Traduction explicative
Hakîm Ibn Hizâm (radhia Allâhou anhou) affirme :
« Le Messager d’Allah (sallallâhou ‘alayhi wa sallam) m’a interdit de vendre ce que je n’ai pas. »
(Authentifié par Al Albâni)
ذَكَرَ عَبْدَ اللَّهِ بْنَ عَمْرٍو أَنَّ رَسُولَ اللَّهِ صلى الله عليه وسلم قَالَ لاَ يَحِلُّ سَلَفٌ وَبَيْعٌ وَلاَ شَرْطَانِ فِى بَيْعٍ وَلاَ رِبْحُ مَا لَمْ يُضْمَنْ وَلاَ بَيْعُ مَا لَيْسَ عِنْدَكَ
قَالَ أَبُو عِيسَى وَهَذَا حَدِيثٌ حَسَنٌ صَحِيحٌ
Traduction explicative
Abdoullâh Ibn ‘Amr (radhiya Allâhou ‘anhou) rapporte que le Messager d’Allah (sallallâhou ‘alayhi wa sallam) a dit :
« Il n’est pas licite (de combiner) un emprunt et une vente, ni de (spécifier) deux conditions dans une vent, ni de tirer un bénéfice de ce dont on ne supporte pas (encore) le risque (de perte), ni de vendre ce qu’on ne possède pas. »
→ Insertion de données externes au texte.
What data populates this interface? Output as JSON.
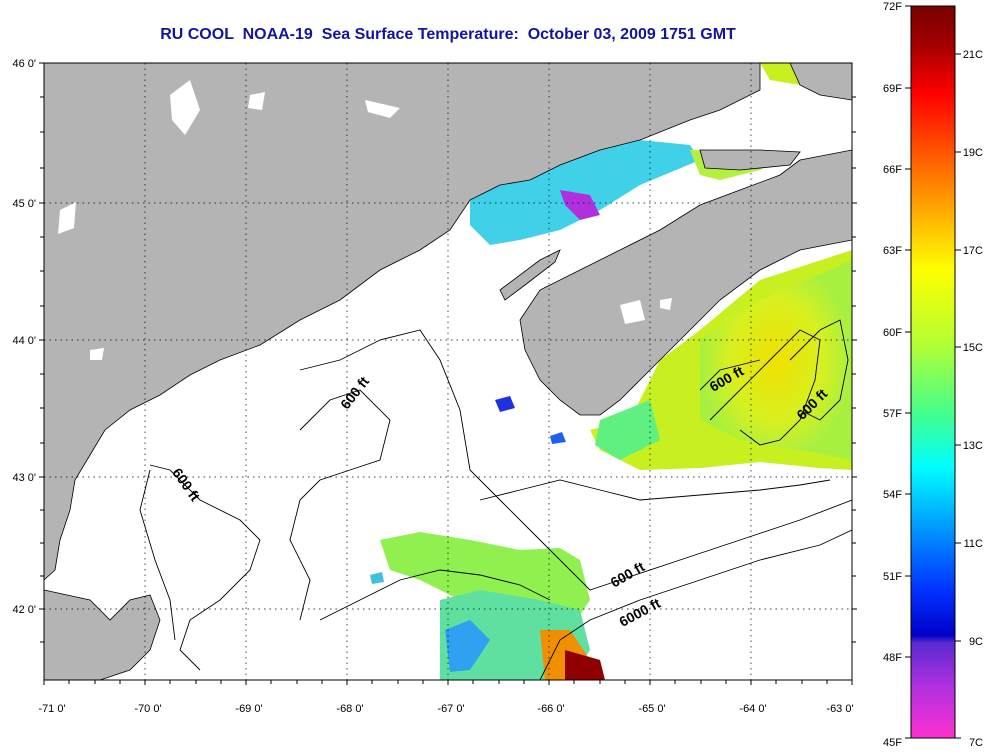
{
  "title": "RU COOL  NOAA-19  Sea Surface Temperature:  October 03, 2009 1751 GMT",
  "map": {
    "longitude_ticks": [
      "-71 0'",
      "-70 0'",
      "-69 0'",
      "-68 0'",
      "-67 0'",
      "-66 0'",
      "-65 0'",
      "-64 0'",
      "-63 0'"
    ],
    "latitude_ticks": [
      "46 0'",
      "45 0'",
      "44 0'",
      "43 0'",
      "42 0'"
    ],
    "contour_labels": [
      "600 ft",
      "600 ft",
      "600 ft",
      "600 ft",
      "600 ft",
      "6000 ft"
    ],
    "colors": {
      "land": "#b4b4b4",
      "ocean_no_data": "#ffffff",
      "coast_line": "#000000"
    }
  },
  "colorbar": {
    "fahrenheit_labels": [
      "72F",
      "69F",
      "66F",
      "63F",
      "60F",
      "57F",
      "54F",
      "51F",
      "48F",
      "45F"
    ],
    "celsius_labels": [
      "21C",
      "19C",
      "17C",
      "15C",
      "13C",
      "11C",
      "9C",
      "7C"
    ]
  }
}
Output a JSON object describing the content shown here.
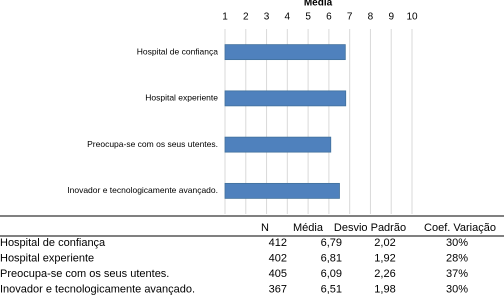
{
  "chart_data": {
    "type": "bar",
    "orientation": "horizontal",
    "title": "Média",
    "categories": [
      "Hospital de confiança",
      "Hospital experiente",
      "Preocupa-se com os seus utentes.",
      "Inovador e tecnologicamente avançado."
    ],
    "values": [
      6.79,
      6.81,
      6.09,
      6.51
    ],
    "color": "#4f81bd",
    "xlim": [
      1,
      10
    ],
    "xticks": [
      1,
      2,
      3,
      4,
      5,
      6,
      7,
      8,
      9,
      10
    ],
    "grid": true
  },
  "table": {
    "columns": [
      "N",
      "Média",
      "Desvio Padrão",
      "Coef. Variação"
    ],
    "rows": [
      [
        "Hospital de confiança",
        412,
        "6,79",
        "2,02",
        "30%"
      ],
      [
        "Hospital experiente",
        402,
        "6,81",
        "1,92",
        "28%"
      ],
      [
        "Preocupa-se com os seus utentes.",
        405,
        "6,09",
        "2,26",
        "37%"
      ],
      [
        "Inovador e tecnologicamente avançado.",
        367,
        "6,51",
        "1,98",
        "30%"
      ]
    ]
  }
}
(Authentifié par Al Albâni)
Commentaires
« Ne vends pas ce que tu ne possèdes pas »
Il n’est pas permis au musulman de vendre (directement ou par le biais d’un mandataire (wakîl)) un bien dont il n’est pas encore propriétaire et qui ne lui appartient pas[1] : ce type de transaction relève du bay’ oul gharar. Les oulémas des madhâhib les plus connus s’accordent sur ce point, énoncé très clairement dans les propos du Messager d’Allah (sallallâhou ‘alayhi wa sallam) rapportés par Hakîm Ibnou Hizâm (radhiya Allâhou ‘anhou) et cités ci-dessus.[2]
Exemple :
- « A » vend à « B » un véhicule qui appartient à « C ». « A » a en fait l’intention d’acheter cette voiture à « C » par la suite pour la livrer ainsi à « B » : une telle transaction est interdite et est invalide dans le droit musulman, étant donné que, au moment où elle est conclue, le bien cédé n’appartient pas au vendeur.
Il est à noter que la condamnation prophétique énoncée ici concerne les ventes d’objets déterminés (bouyoû’ oul a’yân). Les ventes d’objets non déterminés mais dont les caractéristiques sont bien définies (bouyoû’ ous sifât) sont, elles, autorisées (sous certaines conditions), et ce, même si les biens concernés n’appartiennent pas au vendeur au moment de la transaction. C’est le cas par exemple dans le bay’ ous salam (la vente à terme, où le règlement de la marchandise est immédiat mais sa livraison est, elle, différée) qui a été explicitement autorisé dans les Ahâdîth.
[3]
« Il n’est pas licite (de combiner) un emprunt et une vente »
L’expression « salafoun wa bay’oun » (un emprunt et une vente), mentionnée dans le présent Hadith, désigne notamment :
- la vente (ou l’achat) conditionnée à un emprunt. Exemple : Une personne dit à une autre – « Je te vends ce véhicule pour 5 000 € (ou je t’achète cette chambre pour 1500 €) à condition que tu me prêtes 10 000 €. »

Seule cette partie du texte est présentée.